Taxis are always around on major streets and throughfares and you can phone to have one come to you at any time if you can't flag one down in the street.
It is very easy to park your car for free very near my house, but I suggest you leave it there for most of your visit as both traffic and parking tend to be an unholy nightmare everywhere else in Montreal. Other Things to NoteFree nearby parking is plentiful at all times. Very rarely is it the case that guests can't park directly in front of my building or directly across the street for their whole stay. (See bottom of this box for details.)
The neighbourhoods just across the canal from here (Griffintown, to the east of where rue Charlevoix meets rue Notre-Dame Ouest, and Saint-Henri, to the west of there) have been gentrifying at breakneck speed the last several years. This is now a 'foodie' neighbourhood in terms of grocery and restaurant offerings. Many critics' darlings and otherwise highly-rated new restaurants can now be found in the Southwest borough of Montreal, as well as an old but big kid on the block -- one of Anthony Bourdain's all-time favourite joints, Joe Beef -- just four blocks away.

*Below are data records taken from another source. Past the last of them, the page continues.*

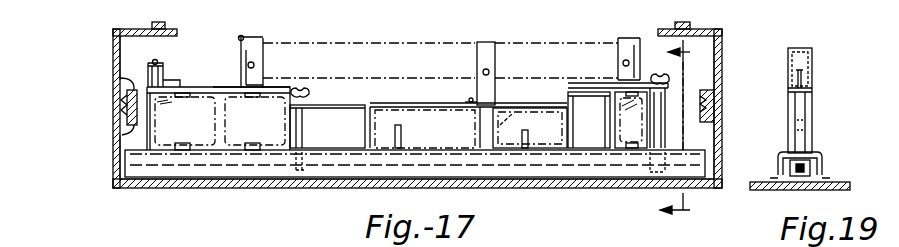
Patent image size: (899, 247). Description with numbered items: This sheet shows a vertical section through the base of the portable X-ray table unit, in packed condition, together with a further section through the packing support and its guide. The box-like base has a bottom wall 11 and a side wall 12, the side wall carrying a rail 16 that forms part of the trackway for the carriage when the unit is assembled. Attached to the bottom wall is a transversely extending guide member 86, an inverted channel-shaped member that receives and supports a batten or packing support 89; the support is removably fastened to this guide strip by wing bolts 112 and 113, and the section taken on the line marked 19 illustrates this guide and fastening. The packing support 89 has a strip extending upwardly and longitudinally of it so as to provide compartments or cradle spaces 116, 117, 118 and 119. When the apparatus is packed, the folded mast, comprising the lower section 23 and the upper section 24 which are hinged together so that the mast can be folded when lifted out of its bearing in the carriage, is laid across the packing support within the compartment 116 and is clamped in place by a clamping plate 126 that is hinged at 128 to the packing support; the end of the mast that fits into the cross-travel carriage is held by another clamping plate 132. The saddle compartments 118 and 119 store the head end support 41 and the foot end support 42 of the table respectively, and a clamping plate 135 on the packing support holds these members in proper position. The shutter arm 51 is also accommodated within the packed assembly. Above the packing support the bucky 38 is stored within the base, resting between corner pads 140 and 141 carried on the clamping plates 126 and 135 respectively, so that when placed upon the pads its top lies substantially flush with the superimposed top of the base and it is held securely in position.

In FIG. 17, the bottom wall 11 is at (266, 187).
In FIG. 17, the side wall 12 is at (723, 50).
In FIG. 17, the rail 16 is at (122, 84).
In FIG. 17, the bearing 19 is at (659, 131).
In FIG. 17, the lower section 23 is at (185, 121).
In FIG. 17, the upper section 24 is at (255, 121).
In FIG. 17, the bucky 38 is at (372, 40).
In FIG. 17, the head end support 41 is at (530, 128).
In FIG. 17, the foot end support 42 is at (598, 107).
In FIG. 17, the shutter arm 51 is at (358, 69).
In FIG. 19, the guide member 86 is at (812, 165).
In FIG. 17, the packing support 89 is at (146, 131).
In FIG. 19, the packing support 89 is at (815, 152).
In FIG. 17, the wing bolt 112 is at (304, 127).
In FIG. 17, the wing bolt 113 is at (666, 104).
In FIG. 19, the wing bolt 113 is at (803, 104).
In FIG. 17, the compartment 116 is at (165, 90).
In FIG. 17, the compartment 117 is at (408, 124).
In FIG. 17, the saddle compartment 118 is at (562, 112).
In FIG. 17, the saddle compartment 119 is at (590, 120).
In FIG. 17, the clamping plate 126 is at (213, 87).
In FIG. 17, the hinge 128 is at (168, 50).
In FIG. 17, the clamping plate 132 is at (113, 44).
In FIG. 17, the clamping plate 135 is at (557, 97).
In FIG. 17, the corner pad 140 is at (243, 37).
In FIG. 17, the corner pad 141 is at (632, 30).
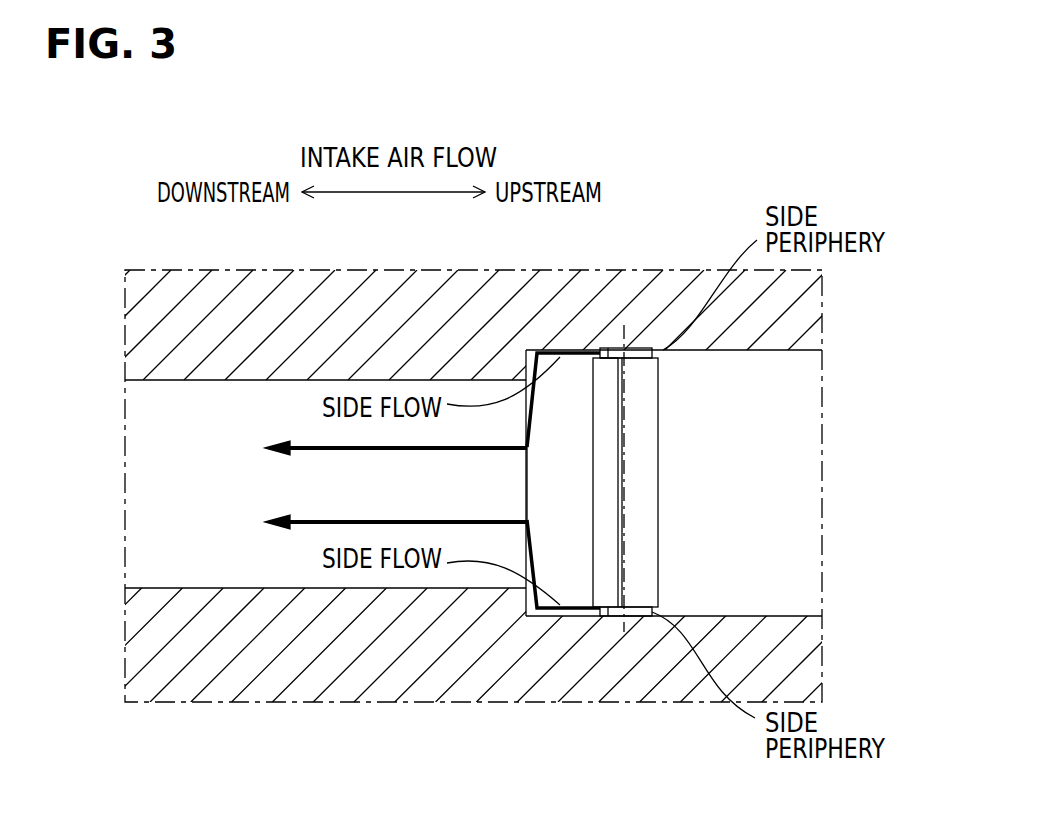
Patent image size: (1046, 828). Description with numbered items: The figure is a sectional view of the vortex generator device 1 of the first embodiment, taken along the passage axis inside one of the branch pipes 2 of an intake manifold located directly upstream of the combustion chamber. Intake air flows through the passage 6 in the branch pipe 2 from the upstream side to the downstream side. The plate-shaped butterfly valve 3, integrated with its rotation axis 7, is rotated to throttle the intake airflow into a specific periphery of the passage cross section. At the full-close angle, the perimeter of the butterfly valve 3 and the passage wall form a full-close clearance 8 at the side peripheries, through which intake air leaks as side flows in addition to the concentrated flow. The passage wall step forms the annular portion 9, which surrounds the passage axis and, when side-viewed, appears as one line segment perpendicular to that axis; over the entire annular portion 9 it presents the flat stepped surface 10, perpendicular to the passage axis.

The vortex generator device 1 is at (133, 228).
The branch pipe 2 is at (185, 683).
The butterfly valve 3 is at (643, 498).
The passage 6 is at (145, 471).
The rotation axis 7 is at (608, 350).
The full-close clearance 8 is at (652, 350).
The annular portion 9 is at (527, 480).
The stepped surface 10 is at (530, 617).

Access to Highway 15/the Decarie Expressway from here couldn't be easier nor could picnicking by the water in a pretty national park. I don't think listings in any neighbourhoods other than Pointe St-Charles can claim that! :-)
There's a gas station at a stone's throw from chez-moi.
Near the bike rental and repair place across the bridge from the Atwater Market (south side of Lachine Canal) you can rent kayaks and paddle boats by the hour---another special feature to this unique location.
The only times you cannot park right in front of my building are between 7:30 and 8:30 AM, Thursdays, between April 1st and December 1st.
Right across the street, parking is prohibited between the same hours of the same months on Tuesdays and Fridays.
Parking on neighbouring streets is also minimally restricted and ample.
After heavy snowfalls, pay attention as to whether there are short, bright orange, temporary signs put up along the sidewalks near your vehicle. These would indicate exceptional no-parking hours coming up for that location for that evening or next morning. Cars need to be elsewhere during those hours so snow removal can be done.